In the mid-twentieth century in the west, women’s liberation was predicated upon the seizure of greater autonomy from the home and family, husbands and housework, from what Betty Friedan famously called the ‘problem that has no name’. Freedom had spatial and economic qualities that were symbolised in the move from the (suburban) home into the university and workplace. Fifty years on from that revolutionary moment, in the much altered circumstances of the 2010s, how do women continue to experience a version of that emancipatory model whilst resisting new pressures upon it? 

In order to answer this question Feigel turns to the literature and life of Doris Lessing, which she tests out as a guide in her personal search for freedom. This results in an unusual book that is part historical research and part memoir. It is an ambitious study that attempts to ground the philosophical search for freedom in the quotidian and sometimes uncomfortable facts of Lessing’s—and the author’s—own lives and relationships. Despite the book’s title, its primary subject is unmistakeably Feigel and her ‘strange, selfish but nonetheless urgent quest’ to negotiate the terms of a free life. 

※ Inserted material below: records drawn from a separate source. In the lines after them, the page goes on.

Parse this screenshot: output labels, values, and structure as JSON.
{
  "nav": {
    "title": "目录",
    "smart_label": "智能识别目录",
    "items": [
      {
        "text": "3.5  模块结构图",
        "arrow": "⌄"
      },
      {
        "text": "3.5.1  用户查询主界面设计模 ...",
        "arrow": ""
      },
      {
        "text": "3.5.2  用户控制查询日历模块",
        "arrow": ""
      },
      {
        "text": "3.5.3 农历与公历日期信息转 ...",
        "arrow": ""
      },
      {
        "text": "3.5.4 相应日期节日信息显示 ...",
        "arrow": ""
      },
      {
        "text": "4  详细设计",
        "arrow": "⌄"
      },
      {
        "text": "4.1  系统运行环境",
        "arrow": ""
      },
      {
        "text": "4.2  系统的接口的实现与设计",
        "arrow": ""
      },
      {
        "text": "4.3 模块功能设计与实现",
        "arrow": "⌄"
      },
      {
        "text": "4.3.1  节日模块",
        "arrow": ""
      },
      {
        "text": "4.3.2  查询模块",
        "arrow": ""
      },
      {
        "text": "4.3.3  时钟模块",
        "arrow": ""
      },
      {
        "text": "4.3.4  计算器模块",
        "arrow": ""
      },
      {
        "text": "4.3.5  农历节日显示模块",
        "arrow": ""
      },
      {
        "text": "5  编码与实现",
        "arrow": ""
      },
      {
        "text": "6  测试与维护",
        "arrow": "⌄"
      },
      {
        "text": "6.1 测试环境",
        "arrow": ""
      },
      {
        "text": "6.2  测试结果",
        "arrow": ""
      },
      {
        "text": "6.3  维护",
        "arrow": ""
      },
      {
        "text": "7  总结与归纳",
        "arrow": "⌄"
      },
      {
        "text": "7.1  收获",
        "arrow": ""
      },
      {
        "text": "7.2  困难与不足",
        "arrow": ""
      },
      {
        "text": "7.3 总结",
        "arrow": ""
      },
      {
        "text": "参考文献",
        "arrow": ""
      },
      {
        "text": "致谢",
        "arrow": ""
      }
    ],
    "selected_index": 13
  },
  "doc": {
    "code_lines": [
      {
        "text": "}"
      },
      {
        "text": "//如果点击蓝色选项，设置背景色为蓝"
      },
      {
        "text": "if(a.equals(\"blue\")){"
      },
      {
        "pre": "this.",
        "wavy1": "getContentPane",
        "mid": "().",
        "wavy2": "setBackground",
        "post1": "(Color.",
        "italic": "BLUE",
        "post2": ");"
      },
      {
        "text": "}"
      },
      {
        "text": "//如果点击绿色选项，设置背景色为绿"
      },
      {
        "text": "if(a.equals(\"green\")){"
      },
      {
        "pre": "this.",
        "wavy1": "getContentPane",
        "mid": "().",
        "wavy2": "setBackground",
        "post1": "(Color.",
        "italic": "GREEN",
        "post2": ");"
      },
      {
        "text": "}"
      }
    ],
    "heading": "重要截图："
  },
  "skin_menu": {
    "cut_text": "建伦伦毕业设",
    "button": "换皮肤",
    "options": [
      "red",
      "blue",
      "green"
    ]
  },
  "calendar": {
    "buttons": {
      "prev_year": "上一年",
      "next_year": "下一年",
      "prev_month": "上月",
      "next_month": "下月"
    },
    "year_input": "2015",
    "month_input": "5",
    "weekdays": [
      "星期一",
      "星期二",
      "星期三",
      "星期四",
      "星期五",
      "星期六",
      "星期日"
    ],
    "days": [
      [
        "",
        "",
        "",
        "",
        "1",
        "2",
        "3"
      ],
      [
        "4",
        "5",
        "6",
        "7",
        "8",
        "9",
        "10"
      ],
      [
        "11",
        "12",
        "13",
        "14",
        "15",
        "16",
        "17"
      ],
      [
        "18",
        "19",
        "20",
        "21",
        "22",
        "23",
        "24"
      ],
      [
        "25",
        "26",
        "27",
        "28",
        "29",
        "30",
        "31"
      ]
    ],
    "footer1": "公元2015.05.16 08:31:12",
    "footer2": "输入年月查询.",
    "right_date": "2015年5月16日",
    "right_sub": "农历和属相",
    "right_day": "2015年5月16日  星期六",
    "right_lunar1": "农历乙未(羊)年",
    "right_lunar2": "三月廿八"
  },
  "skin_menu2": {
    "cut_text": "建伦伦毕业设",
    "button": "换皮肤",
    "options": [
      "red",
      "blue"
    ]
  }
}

I approached Feigel’s book with great anticipation. Her confusion, sparked by a series of bourgeois summer weddings and their perpetuation of a sexual paradigm that appeared oddly old-fashioned, chimed with my own. The author’s effort to disentangle her desire and trepidation, as a thirty-something-year-old woman, to have and therefore bind herself to children is a conversation topic I have rehearsed urgently with many friends. That these familial responsibilities are still, in 2018, experienced unevenly across genders explains why Lessing’s often perplexing life and writings remain so relevant.  Her courageous writing about women’s experiences, particularly in her weighty 1962 novel The Golden Notebook, explored the complexities of politics, love and maternal ambivalence in ways that were prescient of later feminist discussion. But Lessing’s lived relationships with her husbands and children are also mined by Feigel, who is attempting to come to terms with a recent miscarriage and writes quite openly about challenges in her marriage. 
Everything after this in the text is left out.